Magarena also has a great user interface which is skinnable and supports different themes. The cards are artfully displayed so you can easily glance at your hand or the battlefield and see everything. Combat is beautifully handled with a separate combat mode that graphically shows which creatures are attacking and blocking.
Magarena also highlights the cards in your hand that you can play and if you double-click, it has an auto-pay feature. In case you made a mistake, it even has a fabulous undo button. Magarena also highlights cards that have an activated ability that you can use. Also when attacking and blocking, Magarena highlights which creatures you can attack with and block.
Magarena lets you choose between a cheating or non-cheating AI. The difference is that the cheating AI can see the cards in your hand. I randomly play against both cheating and non-cheating opponents and I cannot see a discernable difference. Basically the cheating AI is a little bit better than the non-cheating.
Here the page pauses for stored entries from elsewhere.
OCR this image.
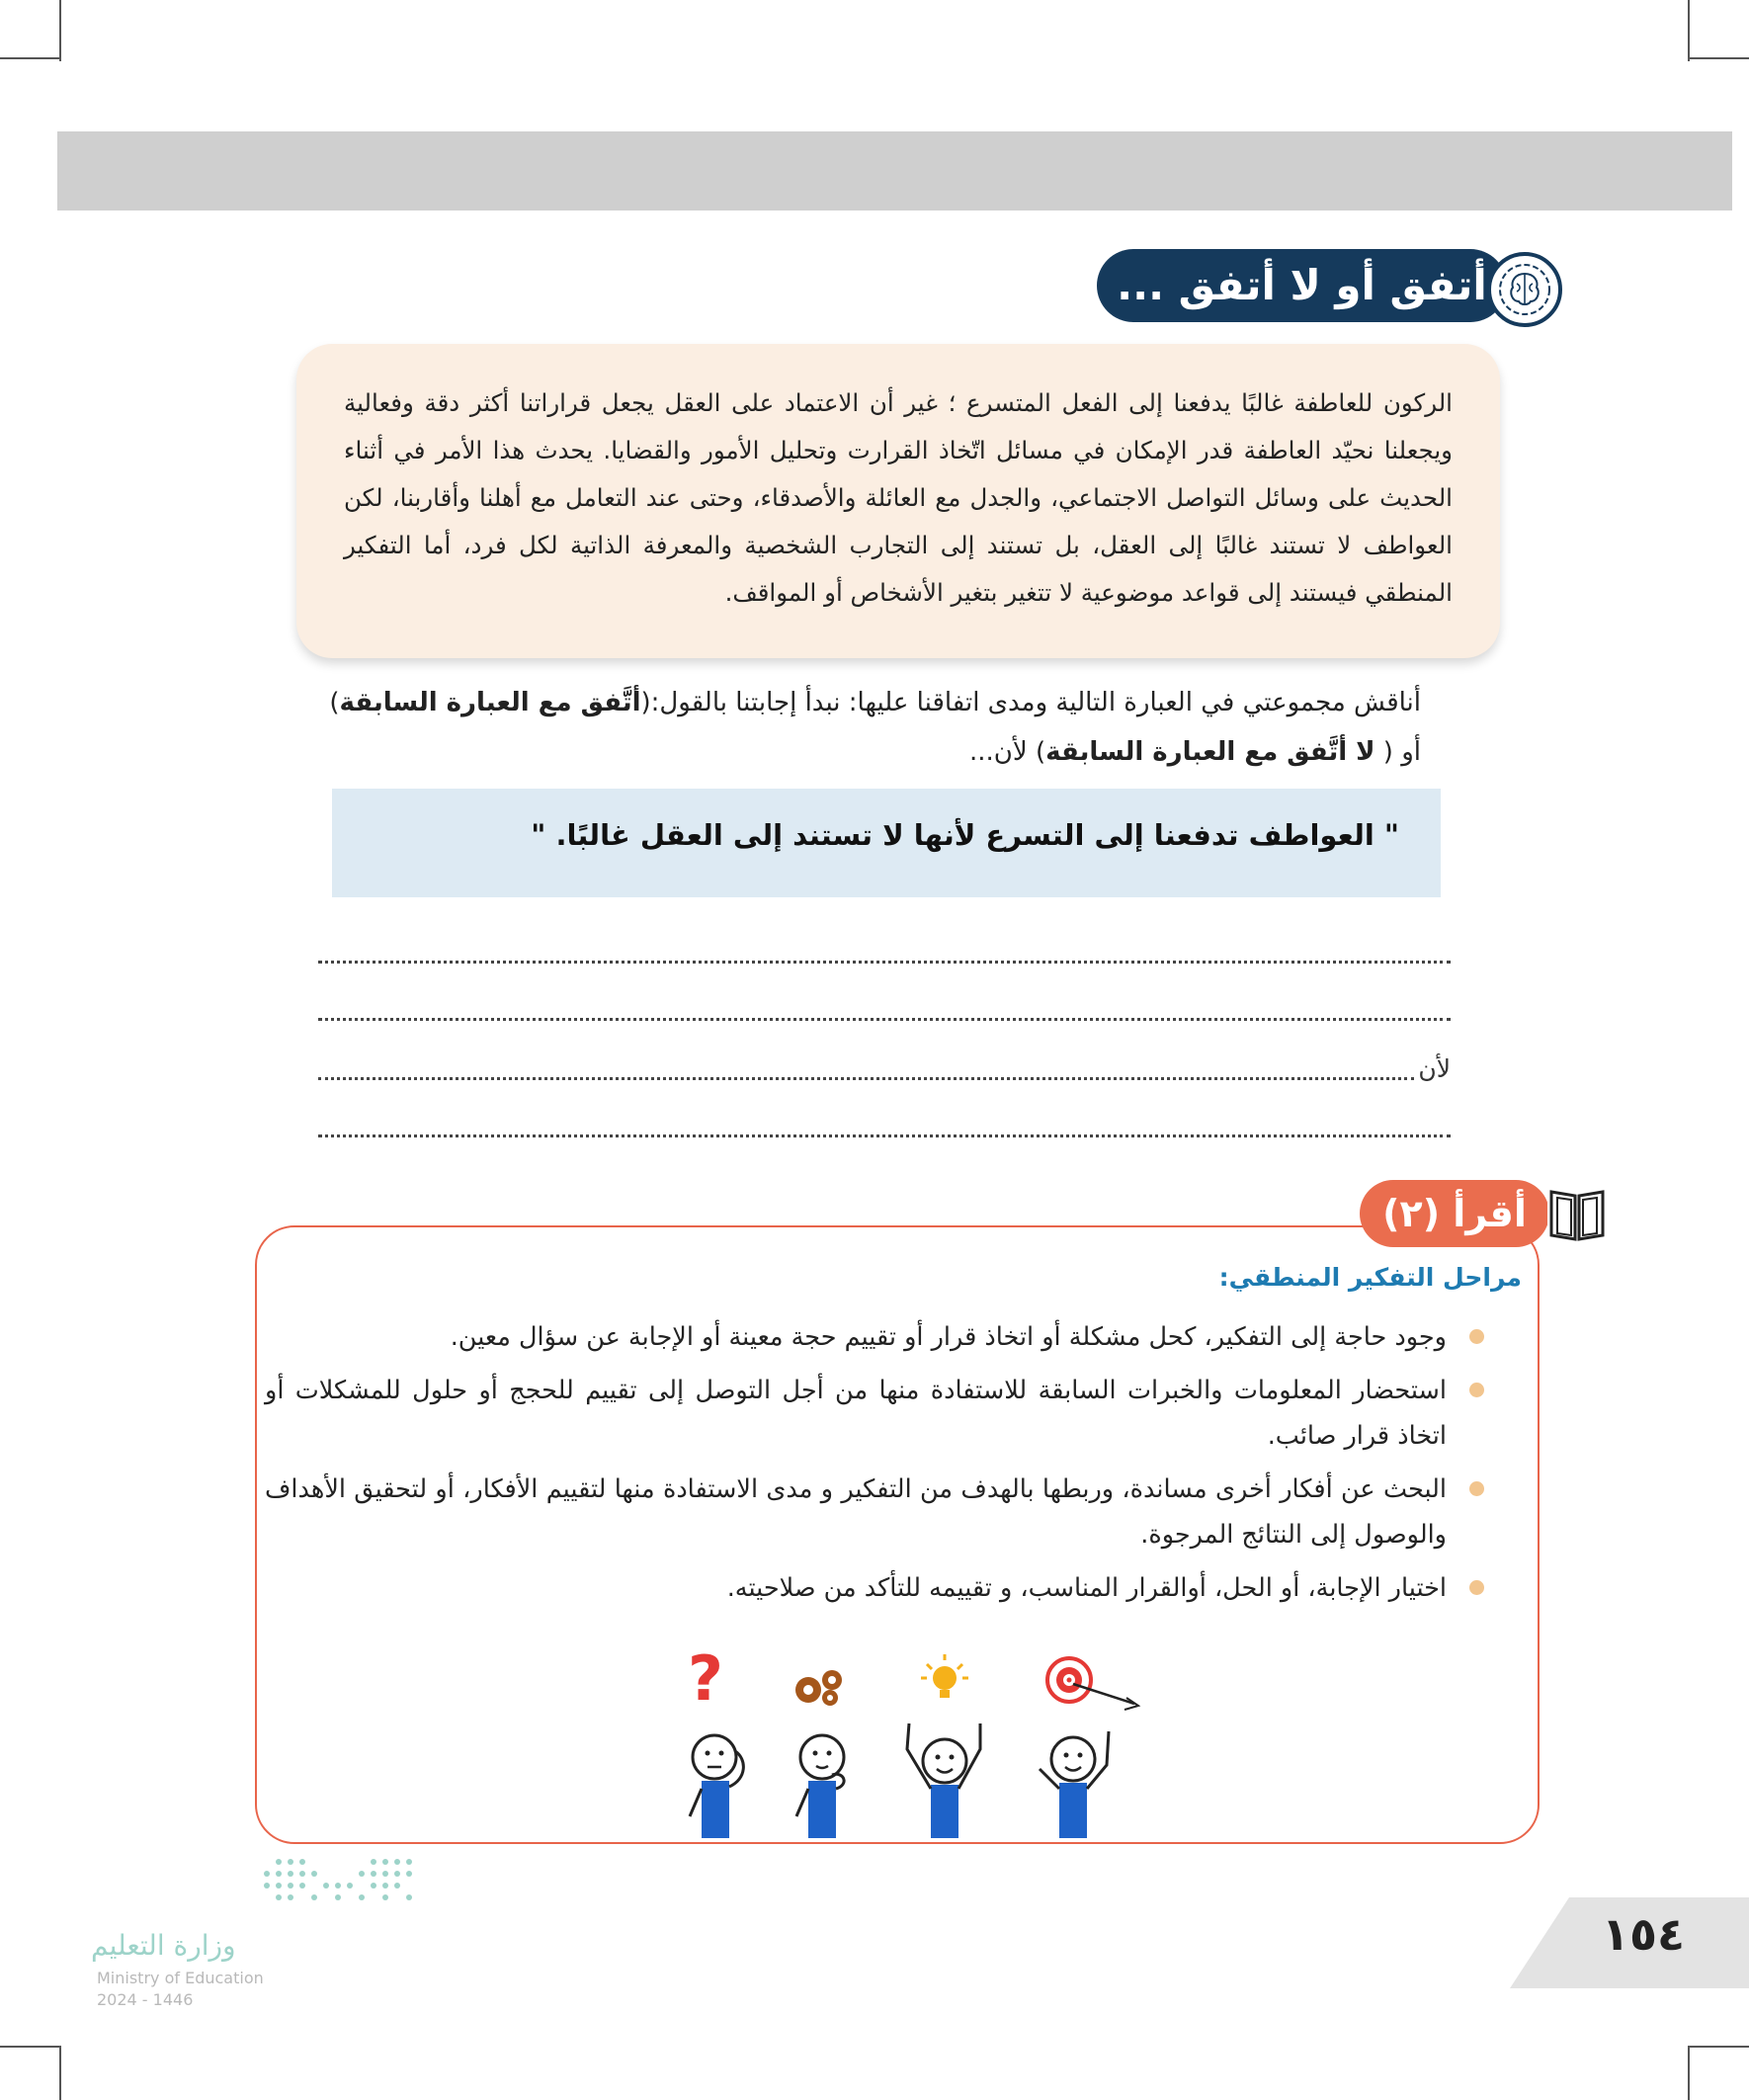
أتفق أو لا أتفق ...

الركون للعاطفة غالبًا يدفعنا إلى الفعل المتسرع ؛ غير أن الاعتماد على العقل يجعل قراراتنا أكثر دقة وفعالية ويجعلنا نحيّد العاطفة قدر الإمكان في مسائل اتّخاذ القرارت وتحليل الأمور والقضايا. يحدث هذا الأمر في أثناء الحديث على وسائل التواصل الاجتماعي، والجدل مع العائلة والأصدقاء، وحتى عند التعامل مع أهلنا وأقاربنا، لكن العواطف لا تستند غالبًا إلى العقل، بل تستند إلى التجارب الشخصية والمعرفة الذاتية لكل فرد، أما التفكير المنطقي فيستند إلى قواعد موضوعية لا تتغير بتغير الأشخاص أو المواقف.

أناقش مجموعتي في العبارة التالية ومدى اتفاقنا عليها: نبدأ إجابتنا بالقول:(أتَّفق مع العبارة السابقة)
أو ( لا أتَّفق مع العبارة السابقة) لأن...
" العواطف تدفعنا إلى التسرع لأنها لا تستند إلى العقل غالبًا. "
لأن
أقرأ (٢)
مراحل التفكير المنطقي:
وجود حاجة إلى التفكير، كحل مشكلة أو اتخاذ قرار أو تقييم حجة معينة أو الإجابة عن سؤال معين.
استحضار المعلومات والخبرات السابقة للاستفادة منها من أجل التوصل إلى تقييم للحجج أو حلول للمشكلات أو اتخاذ قرار صائب.
البحث عن أفكار أخرى مساندة، وربطها بالهدف من التفكير و مدى الاستفادة منها لتقييم الأفكار، أو لتحقيق الأهداف والوصول إلى النتائج المرجوة.
اختيار الإجابة، أو الحل، أوالقرار المناسب، و تقييمه للتأكد من صلاحيته.
?
وزارة التعليم
Ministry of Education
2024 - 1446
١٥٤
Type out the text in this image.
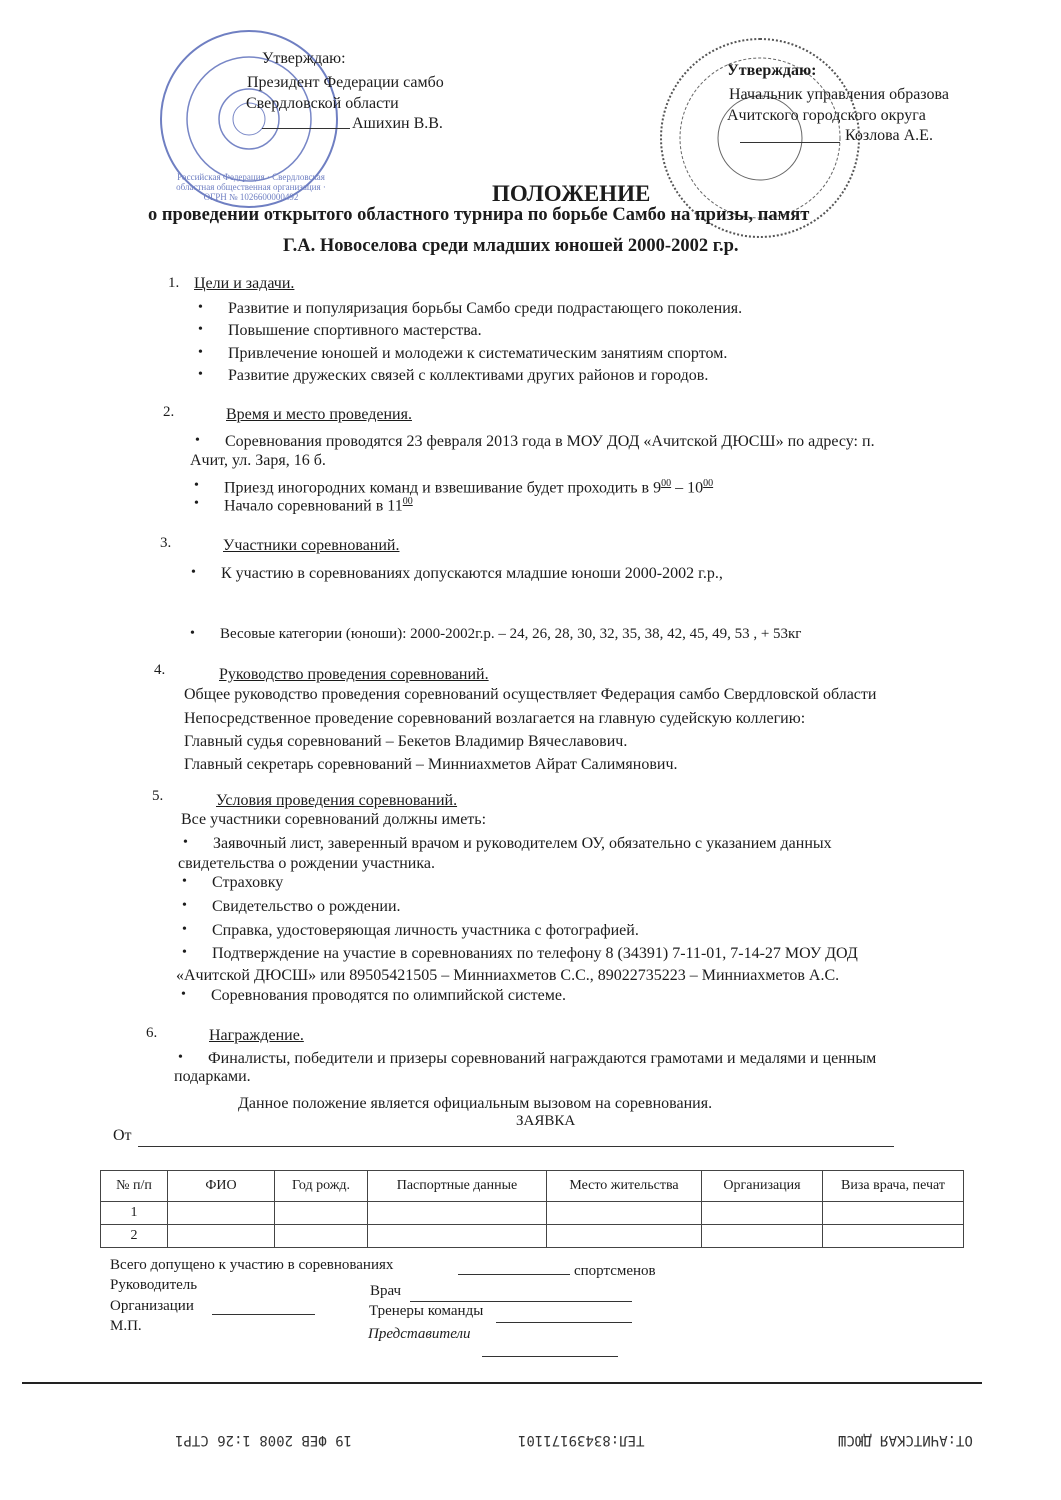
Российская Федерация · Свердловская областная общественная организация · ОГРН № 1026600000492
Утверждаю:
Президент Федерации самбо
Свердловской области
Ашихин В.В.
Утверждаю:
Начальник управления образова
Ачитского городского округа
Козлова А.Е.
ПОЛОЖЕНИЕ
о проведении открытого областного турнира по борьбе Самбо на призы, памят
Г.А. Новоселова среди младших юношей 2000-2002 г.р.
1. Цели и задачи.
• Развитие и популяризация борьбы Самбо среди подрастающего поколения.
• Повышение спортивного мастерства.
• Привлечение юношей и молодежи к систематическим занятиям спортом.
• Развитие дружеских связей с коллективами других районов и городов.
2.	Время и место проведения.
• Соревнования проводятся 23 февраля 2013 года в МОУ ДОД «Ачитской ДЮСШ» по адресу: п.
Ачит, ул. Заря, 16 б.
• Приезд иногородних команд и взвешивание будет проходить в $9^{00} - 10^{00}$
• Начало соревнований в $11^{00}$
3.	Участники соревнований.
• К участию в соревнованиях допускаются младшие юноши 2000-2002 г.р.,
• Весовые категории (юноши): 2000-2002г.р. – 24, 26, 28, 30, 32, 35, 38, 42, 45, 49, 53 , + 53кг
4.	Руководство проведения соревнований.
Общее руководство проведения соревнований осуществляет Федерация самбо Свердловской области
Непосредственное проведение соревнований возлагается на главную судейскую коллегию:
Главный судья соревнований – Бекетов Владимир Вячеславович.
Главный секретарь соревнований – Минниахметов Айрат Салимянович.
5.	Условия проведения соревнований.
Все участники соревнований должны иметь:
• Заявочный лист, заверенный врачом и руководителем ОУ, обязательно с указанием данных
свидетельства о рождении участника.
• Страховку
• Свидетельство о рождении.
• Справка, удостоверяющая личность участника с фотографией.
• Подтверждение на участие в соревнованиях по телефону 8 (34391) 7-11-01, 7-14-27 МОУ ДОД
«Ачитской ДЮСШ» или 89505421505 – Минниахметов С.С., 89022735223 – Минниахметов А.С.
• Соревнования проводятся по олимпийской системе.
6.	Награждение.
• Финалисты, победители и призеры соревнований награждаются грамотами и медалями и ценным
подарками.
Данное положение является официальным вызовом на соревнования.
ЗАЯВКА
От
№ п/п	ФИО	Год рожд.	Паспортные данные	Место жительства	Организация	Виза врача, печат
1						
2						
Всего допущено к участию в соревнованиях	спортсменов
Руководитель
Организации
М.П.
Врач
Тренеры команды
Представители
ОТ:АЧИТСКАЯ ДЮСШ
ТЕЛ:83439171101
19 ФЕВ 2008 1:26 СТР1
Magarena has a difficult (even grueling) AI and a powerful, candy-covered user interface.
Magarena-1.21.zip (10 MB) (Windows,Linux)
Magarena-1.21.app.zip (10 MB) (Mac)
Just a random programmer,
--Magarena is written in Java, which I think is very cool. Java (can be) great.
--If I understand Magarena’s docs, the strongest AI is the “monte carlo (cheat)” option. This algorithm is very sophisticated. As I understand monte carlo, it plays many thousands of games using random moves and then chooses the move (branch) that generates the best outcome for the AI and the worst outcome for the opponent. Easy to explain but hard to code.